こばけんさんのピエロ
「月光とピエロ」を聴きたくて、コンサートホールへ向かう。
♪ 泣き笑いして わがピエロ
秋じゃ秋じゃと うとうなり
この先、もう唄うこともないだろう、
あの、若き日の、思い出の名曲を聴きたくて・・・。
まして指揮が小林研一郎となればなおさらに・・・
愛知県芸術劇場へ着くと開場を待つ長蛇の列。
当日券を買って最後尾に並ぶ。
実のところ、この「グランフォニック」なる男声合唱団のことは何も知らない。けれど、いま名古屋に定期をうつ男声合唱団がいくつあるだろう。期待できそうな予感 があった。

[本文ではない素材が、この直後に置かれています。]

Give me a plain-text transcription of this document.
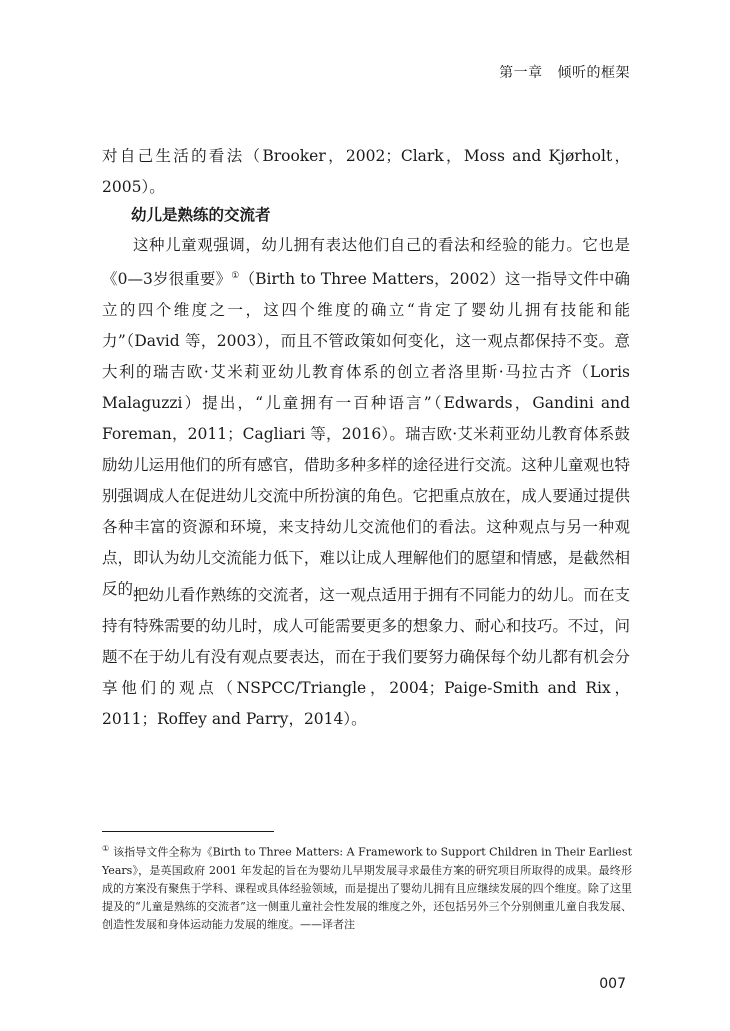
第一章 倾听的框架
对自己生活的看法（Brooker，2002；Clark，Moss and Kjørholt，2005）。
幼儿是熟练的交流者
这种儿童观强调，幼儿拥有表达他们自己的看法和经验的能力。它也是《0—3岁很重要》①（Birth to Three Matters，2002）这一指导文件中确立的四个维度之一，这四个维度的确立“肯定了婴幼儿拥有技能和能力”（David 等，2003），而且不管政策如何变化，这一观点都保持不变。意大利的瑞吉欧·艾米莉亚幼儿教育体系的创立者洛里斯·马拉古齐（Loris Malaguzzi）提出，“儿童拥有一百种语言”（Edwards，Gandini and Foreman，2011；Cagliari 等，2016）。瑞吉欧·艾米莉亚幼儿教育体系鼓励幼儿运用他们的所有感官，借助多种多样的途径进行交流。这种儿童观也特别强调成人在促进幼儿交流中所扮演的角色。它把重点放在，成人要通过提供各种丰富的资源和环境，来支持幼儿交流他们的看法。这种观点与另一种观点，即认为幼儿交流能力低下，难以让成人理解他们的愿望和情感，是截然相反的。
把幼儿看作熟练的交流者，这一观点适用于拥有不同能力的幼儿。而在支持有特殊需要的幼儿时，成人可能需要更多的想象力、耐心和技巧。不过，问题不在于幼儿有没有观点要表达，而在于我们要努力确保每个幼儿都有机会分享他们的观点（NSPCC/Triangle，2004；Paige-Smith and Rix，2011；Roffey and Parry，2014）。
① 该指导文件全称为《Birth to Three Matters: A Framework to Support Children in Their Earliest Years》，是英国政府 2001 年发起的旨在为婴幼儿早期发展寻求最佳方案的研究项目所取得的成果。最终形成的方案没有聚焦于学科、课程或具体经验领域，而是提出了婴幼儿拥有且应继续发展的四个维度。除了这里提及的“儿童是熟练的交流者”这一侧重儿童社会性发展的维度之外，还包括另外三个分别侧重儿童自我发展、创造性发展和身体运动能力发展的维度。——译者注
007
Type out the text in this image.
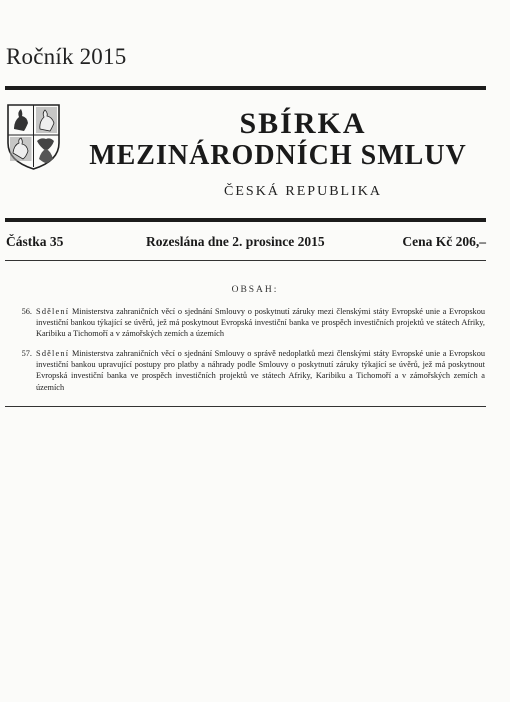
Ročník 2015
SBÍRKA
MEZINÁRODNÍCH SMLUV
ČESKÁ REPUBLIKA
Částka 35	Rozeslána dne 2. prosince 2015	Cena Kč 206,–
OBSAH:
56. Sdělení Ministerstva zahraničních věcí o sjednání Smlouvy o poskytnutí záruky mezi členskými státy Evropské unie a Evropskou investiční bankou týkající se úvěrů, jež má poskytnout Evropská investiční banka ve prospěch investičních projektů ve státech Afriky, Karibiku a Tichomoří a v zámořských zemích a územích
57. Sdělení Ministerstva zahraničních věcí o sjednání Smlouvy o správě nedoplatků mezi členskými státy Evropské unie a Evropskou investiční bankou upravující postupy pro platby a náhrady podle Smlouvy o poskytnutí záruky týkající se úvěrů, jež má poskytnout Evropská investiční banka ve prospěch investičních projektů ve státech Afriky, Karibiku a Tichomoří a v zámořských zemích a územích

天井桟敷で聴く 滝廉太郎「花」、第一声のテナーのうたい出しが素晴らしい。うん、と姿勢を正して聞き入る。
そして
第2ステージ
堀口大学 作詞 清水修 作曲
男声合唱組曲 『月光とピエロ』
こばけんさんが促すと、そでのピアノが四声の出だしの音をゆっくり伝える。
あのハーモニーが始まる。
♪ 月の光の照る辻に
ピエロ寂しく立ちにけり
ピエロの姿 白ければ
月の光に 濡れにけり
この詩が、大学20歳前後の作であるとはこの曲を歌ったころ承知していたが、
開演前、プログラムを読んではじめて知った・・・
実らぬ恋と不治の病と、時を同じくして遭遇した若き詩人の魂の叫びであることを。
♪ あたりしみじみ見渡せど
コロンビーヌの影もなし
あまりにことの悲しさに
ピエロは涙流しけり
恋人コロンビーヌが、たれあろう、かのマリー・ローランサンであることを。